The new rules on the prevention of money laundering will oblige the real estate sector to inform the regulator of all real estate transactions on a quarterly basis, indicating the values, means of payment and numbers of the payment accounts used, reports the Express .

The idea is that the Institute of Public Markets for Real Estate and Construction (IMPIC), which now receives this information every six months, can make a more timely analysis of the business and report irregularities or suspicions of illegality to the authorities, read up, money laundering.

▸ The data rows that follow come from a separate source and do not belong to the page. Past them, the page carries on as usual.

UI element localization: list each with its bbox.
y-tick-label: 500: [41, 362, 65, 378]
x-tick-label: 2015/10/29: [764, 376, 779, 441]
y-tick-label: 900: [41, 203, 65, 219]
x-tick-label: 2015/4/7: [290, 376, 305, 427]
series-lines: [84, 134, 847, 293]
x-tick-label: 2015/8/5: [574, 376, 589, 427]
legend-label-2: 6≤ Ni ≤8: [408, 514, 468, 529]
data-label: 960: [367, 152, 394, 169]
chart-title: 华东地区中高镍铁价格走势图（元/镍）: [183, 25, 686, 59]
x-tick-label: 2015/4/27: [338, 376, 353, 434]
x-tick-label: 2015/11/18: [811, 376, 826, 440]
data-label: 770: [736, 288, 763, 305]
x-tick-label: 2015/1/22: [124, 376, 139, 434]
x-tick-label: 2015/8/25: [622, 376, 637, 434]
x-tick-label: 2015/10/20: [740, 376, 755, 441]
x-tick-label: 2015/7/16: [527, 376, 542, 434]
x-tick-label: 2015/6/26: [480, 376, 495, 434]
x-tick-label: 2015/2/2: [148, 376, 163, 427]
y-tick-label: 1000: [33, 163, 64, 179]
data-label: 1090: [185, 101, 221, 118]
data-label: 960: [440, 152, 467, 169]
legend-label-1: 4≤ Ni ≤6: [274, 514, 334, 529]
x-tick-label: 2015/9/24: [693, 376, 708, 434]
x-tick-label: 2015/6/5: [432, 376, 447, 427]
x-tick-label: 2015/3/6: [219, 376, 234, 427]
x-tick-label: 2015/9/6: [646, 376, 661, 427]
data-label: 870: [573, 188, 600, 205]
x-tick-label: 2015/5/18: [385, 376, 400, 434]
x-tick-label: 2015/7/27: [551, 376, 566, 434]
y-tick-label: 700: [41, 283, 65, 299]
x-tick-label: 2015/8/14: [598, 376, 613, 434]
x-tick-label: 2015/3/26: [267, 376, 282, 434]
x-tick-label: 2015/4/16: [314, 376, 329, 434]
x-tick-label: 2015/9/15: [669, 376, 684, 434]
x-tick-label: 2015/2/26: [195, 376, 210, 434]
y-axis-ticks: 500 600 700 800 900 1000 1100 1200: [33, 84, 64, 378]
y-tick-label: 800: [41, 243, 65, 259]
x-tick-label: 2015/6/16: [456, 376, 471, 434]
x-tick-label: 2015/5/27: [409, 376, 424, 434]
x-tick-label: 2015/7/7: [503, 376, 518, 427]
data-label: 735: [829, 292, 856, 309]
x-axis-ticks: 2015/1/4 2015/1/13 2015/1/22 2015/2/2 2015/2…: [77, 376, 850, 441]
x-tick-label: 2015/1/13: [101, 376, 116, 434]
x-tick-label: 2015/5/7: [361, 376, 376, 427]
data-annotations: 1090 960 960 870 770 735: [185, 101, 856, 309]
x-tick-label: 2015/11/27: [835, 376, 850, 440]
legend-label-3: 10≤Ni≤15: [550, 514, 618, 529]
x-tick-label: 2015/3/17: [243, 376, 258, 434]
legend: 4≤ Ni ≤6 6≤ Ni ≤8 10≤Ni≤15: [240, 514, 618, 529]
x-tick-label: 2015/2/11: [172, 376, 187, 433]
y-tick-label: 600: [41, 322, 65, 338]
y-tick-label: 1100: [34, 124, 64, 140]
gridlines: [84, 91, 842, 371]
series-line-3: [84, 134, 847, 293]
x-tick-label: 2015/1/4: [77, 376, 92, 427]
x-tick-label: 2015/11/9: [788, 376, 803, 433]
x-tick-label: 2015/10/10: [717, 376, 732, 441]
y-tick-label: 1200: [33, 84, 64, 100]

At stake is a draft law passed last Thursday in the Council of Ministers through which the fifth Community directive on money laundering will be passed into national law.

There will also be new obligations to report suspicious transactions on the part of all professionals who provide tax advice, pension funds that finance pension plans whose members are members of management bodies or art galleries and gold or precious metal traders whenever they are dealing with amounts above ten thousand euros (currently the ceiling is 15 thousand euros)

Small traders, on the other hand, will have some relief, as they no longer have to identify customers or analyse transactions, unless they make cash sales above three thousand euros.

The directive also regulates cryptocurrencies as far as money laundering is concerned and, in that sense, national law will also have new rules and tighter surveillance. The draft law approved by the Government, writes Expresso, thus obliges service providers in the area of ​​virtual money to apply money laundering prevention rules, namely through the identification of their customers.

The new law also provides, as the Government had already announced, for simplifying registration procedures in the Central Register of the Beneficiary.